Children in poor families and children of color often begin school behind their peers as they are more likely to lack access to high quality early development and learning opportunities. Recent data shows the majority of public school students cannot read or compute at grade level, and poor and low-income children and children of color are particularly behind. Hostile school environments and exclusionary discipline policies disproportionately deny children of color and children with disabilities opportunity for success and contribute to their risk of entering the school-to-prison pipeline. Children who are homeless, in foster care or returning from juvenile detention also often are educationally disadvantaged and more at risk of falling behind and dropping out of school.

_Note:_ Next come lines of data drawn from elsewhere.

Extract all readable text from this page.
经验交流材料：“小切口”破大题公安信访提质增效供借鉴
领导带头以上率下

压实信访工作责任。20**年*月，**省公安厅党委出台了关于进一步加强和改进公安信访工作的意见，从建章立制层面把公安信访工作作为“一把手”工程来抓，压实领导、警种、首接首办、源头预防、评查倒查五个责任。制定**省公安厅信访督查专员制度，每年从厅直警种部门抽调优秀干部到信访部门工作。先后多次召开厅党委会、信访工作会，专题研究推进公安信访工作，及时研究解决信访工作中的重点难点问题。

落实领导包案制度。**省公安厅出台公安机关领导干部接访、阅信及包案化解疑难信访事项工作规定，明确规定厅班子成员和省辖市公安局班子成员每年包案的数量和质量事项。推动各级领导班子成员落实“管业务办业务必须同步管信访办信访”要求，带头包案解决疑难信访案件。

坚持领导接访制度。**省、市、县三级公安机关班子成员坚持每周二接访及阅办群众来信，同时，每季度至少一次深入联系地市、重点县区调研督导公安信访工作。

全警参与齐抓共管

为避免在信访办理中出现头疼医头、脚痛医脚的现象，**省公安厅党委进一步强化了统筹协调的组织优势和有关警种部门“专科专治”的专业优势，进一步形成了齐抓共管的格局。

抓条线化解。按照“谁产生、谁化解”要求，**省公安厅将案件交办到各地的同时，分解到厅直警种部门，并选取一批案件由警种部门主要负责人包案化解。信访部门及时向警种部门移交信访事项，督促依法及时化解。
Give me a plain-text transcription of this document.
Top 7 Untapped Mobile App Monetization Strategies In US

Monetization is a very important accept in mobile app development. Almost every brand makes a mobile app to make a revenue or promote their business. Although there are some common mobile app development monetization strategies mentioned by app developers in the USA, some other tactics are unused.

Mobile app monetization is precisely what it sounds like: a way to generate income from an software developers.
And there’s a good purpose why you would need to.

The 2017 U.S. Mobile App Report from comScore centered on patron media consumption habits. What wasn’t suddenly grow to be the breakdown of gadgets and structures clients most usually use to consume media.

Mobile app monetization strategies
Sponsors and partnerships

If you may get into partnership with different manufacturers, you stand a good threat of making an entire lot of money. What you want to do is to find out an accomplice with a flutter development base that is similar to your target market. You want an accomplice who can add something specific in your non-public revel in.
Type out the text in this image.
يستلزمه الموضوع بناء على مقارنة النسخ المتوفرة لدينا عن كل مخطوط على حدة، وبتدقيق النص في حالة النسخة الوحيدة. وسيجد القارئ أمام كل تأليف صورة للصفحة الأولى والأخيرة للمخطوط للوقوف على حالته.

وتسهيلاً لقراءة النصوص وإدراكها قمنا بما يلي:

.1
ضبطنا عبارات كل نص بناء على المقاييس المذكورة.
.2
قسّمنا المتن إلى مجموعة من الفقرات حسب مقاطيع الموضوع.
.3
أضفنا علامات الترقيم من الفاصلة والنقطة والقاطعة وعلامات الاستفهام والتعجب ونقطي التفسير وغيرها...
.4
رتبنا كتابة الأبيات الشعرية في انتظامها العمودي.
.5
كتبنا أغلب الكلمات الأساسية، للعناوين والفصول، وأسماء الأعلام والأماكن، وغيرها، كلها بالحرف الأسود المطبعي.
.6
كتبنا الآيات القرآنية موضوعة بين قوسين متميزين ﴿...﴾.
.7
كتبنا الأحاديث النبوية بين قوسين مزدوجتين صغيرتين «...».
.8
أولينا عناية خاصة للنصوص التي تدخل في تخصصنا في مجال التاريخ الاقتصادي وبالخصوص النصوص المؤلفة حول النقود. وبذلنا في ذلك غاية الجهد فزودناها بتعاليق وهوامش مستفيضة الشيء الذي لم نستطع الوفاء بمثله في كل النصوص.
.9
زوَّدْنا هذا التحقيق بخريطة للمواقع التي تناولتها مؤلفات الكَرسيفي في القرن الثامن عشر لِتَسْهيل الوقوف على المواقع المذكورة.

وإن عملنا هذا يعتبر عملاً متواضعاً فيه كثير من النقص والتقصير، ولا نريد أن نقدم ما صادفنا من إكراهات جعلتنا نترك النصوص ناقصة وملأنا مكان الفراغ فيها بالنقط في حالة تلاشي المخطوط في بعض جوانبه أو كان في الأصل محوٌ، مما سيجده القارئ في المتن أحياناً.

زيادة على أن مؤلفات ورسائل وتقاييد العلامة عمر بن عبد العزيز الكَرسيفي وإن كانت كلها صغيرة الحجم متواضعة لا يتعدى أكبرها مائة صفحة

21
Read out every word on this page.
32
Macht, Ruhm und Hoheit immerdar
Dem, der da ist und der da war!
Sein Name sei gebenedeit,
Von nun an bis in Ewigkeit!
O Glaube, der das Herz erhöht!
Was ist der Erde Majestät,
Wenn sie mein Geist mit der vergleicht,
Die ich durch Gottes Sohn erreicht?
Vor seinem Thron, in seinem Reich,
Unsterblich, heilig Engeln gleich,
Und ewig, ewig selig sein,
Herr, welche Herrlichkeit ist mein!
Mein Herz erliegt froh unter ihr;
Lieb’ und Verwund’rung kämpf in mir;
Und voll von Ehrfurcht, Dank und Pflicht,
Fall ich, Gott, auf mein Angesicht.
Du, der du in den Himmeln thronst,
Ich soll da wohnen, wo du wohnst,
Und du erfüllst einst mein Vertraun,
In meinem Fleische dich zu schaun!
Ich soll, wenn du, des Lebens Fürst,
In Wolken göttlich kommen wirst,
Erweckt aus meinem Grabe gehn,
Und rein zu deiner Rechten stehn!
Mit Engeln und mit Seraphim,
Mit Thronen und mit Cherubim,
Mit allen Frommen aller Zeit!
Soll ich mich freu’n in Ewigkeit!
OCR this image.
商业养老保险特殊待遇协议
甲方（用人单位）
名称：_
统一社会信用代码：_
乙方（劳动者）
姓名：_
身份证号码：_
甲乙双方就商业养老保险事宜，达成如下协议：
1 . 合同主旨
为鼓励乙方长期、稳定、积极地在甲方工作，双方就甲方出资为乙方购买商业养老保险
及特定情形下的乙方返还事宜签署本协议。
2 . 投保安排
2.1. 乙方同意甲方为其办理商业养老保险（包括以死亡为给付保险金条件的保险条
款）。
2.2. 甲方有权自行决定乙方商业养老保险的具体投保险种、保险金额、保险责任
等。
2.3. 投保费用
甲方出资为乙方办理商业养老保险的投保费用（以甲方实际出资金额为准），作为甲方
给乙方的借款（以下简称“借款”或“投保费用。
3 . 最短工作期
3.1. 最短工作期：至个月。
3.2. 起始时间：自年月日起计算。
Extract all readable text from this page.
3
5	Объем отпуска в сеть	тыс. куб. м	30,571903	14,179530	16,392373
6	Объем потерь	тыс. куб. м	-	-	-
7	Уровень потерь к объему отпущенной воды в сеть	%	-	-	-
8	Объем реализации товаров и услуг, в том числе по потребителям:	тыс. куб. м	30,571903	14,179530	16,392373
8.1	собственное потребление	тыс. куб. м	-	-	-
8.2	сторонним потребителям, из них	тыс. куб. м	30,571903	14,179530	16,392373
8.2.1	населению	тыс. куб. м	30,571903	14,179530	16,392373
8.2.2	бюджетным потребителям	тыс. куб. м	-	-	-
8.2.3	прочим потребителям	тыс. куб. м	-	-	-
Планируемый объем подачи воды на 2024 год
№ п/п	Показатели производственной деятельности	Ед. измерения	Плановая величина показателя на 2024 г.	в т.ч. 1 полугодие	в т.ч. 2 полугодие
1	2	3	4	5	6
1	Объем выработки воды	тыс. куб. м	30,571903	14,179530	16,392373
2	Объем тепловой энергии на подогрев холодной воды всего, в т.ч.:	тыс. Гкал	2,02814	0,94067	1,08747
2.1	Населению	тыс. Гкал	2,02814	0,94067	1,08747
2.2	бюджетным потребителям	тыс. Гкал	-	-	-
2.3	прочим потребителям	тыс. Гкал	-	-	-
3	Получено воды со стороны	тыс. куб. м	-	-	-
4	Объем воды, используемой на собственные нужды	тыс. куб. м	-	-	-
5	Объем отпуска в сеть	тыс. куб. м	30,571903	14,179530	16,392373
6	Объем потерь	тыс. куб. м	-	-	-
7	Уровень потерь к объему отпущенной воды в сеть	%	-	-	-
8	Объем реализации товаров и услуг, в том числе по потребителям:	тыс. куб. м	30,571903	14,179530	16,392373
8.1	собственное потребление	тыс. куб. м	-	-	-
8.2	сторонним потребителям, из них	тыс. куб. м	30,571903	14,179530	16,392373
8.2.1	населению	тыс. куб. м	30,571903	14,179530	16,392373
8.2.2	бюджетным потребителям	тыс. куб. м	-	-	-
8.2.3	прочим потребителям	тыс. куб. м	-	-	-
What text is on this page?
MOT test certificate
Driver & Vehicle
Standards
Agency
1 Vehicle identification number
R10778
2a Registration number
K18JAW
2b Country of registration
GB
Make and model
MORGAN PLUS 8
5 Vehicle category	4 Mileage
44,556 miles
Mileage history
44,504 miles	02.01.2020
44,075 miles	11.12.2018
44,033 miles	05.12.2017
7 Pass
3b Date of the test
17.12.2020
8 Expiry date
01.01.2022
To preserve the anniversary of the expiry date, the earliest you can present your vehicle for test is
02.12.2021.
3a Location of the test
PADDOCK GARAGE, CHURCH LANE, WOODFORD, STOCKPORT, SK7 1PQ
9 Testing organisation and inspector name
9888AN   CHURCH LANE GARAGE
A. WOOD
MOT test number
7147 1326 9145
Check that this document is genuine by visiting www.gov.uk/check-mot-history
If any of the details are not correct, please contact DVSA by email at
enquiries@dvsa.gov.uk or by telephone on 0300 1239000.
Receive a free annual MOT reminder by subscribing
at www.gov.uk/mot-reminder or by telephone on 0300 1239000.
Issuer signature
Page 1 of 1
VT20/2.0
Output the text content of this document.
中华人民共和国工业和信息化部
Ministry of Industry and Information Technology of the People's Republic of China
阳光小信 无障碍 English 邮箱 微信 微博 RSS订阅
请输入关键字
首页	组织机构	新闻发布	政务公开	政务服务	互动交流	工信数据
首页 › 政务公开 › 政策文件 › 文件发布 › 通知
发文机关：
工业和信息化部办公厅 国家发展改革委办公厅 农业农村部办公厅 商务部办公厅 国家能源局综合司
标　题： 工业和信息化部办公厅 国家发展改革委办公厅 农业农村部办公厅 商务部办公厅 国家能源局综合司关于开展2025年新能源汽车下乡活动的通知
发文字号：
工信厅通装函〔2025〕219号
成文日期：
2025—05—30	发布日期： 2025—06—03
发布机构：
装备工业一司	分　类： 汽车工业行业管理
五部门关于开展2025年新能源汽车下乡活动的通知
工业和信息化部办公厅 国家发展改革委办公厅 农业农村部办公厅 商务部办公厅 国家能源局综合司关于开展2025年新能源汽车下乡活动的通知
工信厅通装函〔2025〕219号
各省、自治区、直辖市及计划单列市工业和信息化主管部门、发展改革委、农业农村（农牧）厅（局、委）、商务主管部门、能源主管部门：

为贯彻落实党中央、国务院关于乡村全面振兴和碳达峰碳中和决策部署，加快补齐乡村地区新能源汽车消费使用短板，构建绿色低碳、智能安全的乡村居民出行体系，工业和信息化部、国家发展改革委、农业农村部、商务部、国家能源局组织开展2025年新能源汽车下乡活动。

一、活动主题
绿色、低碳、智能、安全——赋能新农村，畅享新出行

We must work to eliminate discriminatory education practices and the inequitable distribution of resources that undermine equal education opportunities for students, especially poor and low income students, children of color, children with disabilities, English language learners, and children who are homeless, those who are in foster care and those returning from juvenile detention. Steps are needed to ensure progress in reducing the achievement gap and building support within school districts and schools so children have access to resources, including experienced teachers, a diverse teacher pipeline, and high quality programing they need to succeed. Special efforts are needed in school districts and schools to rectify discriminatory discipline, enhance school climate and promote educational success for every child. New resources also are needed to improve summer and after-school reading enrichment for children to curb summer learning loss and help close achievement gaps.
To help each child reach his/her full potential and succeed in work and life, we need to ensure our schools have adequate resources to provide high quality education to every child.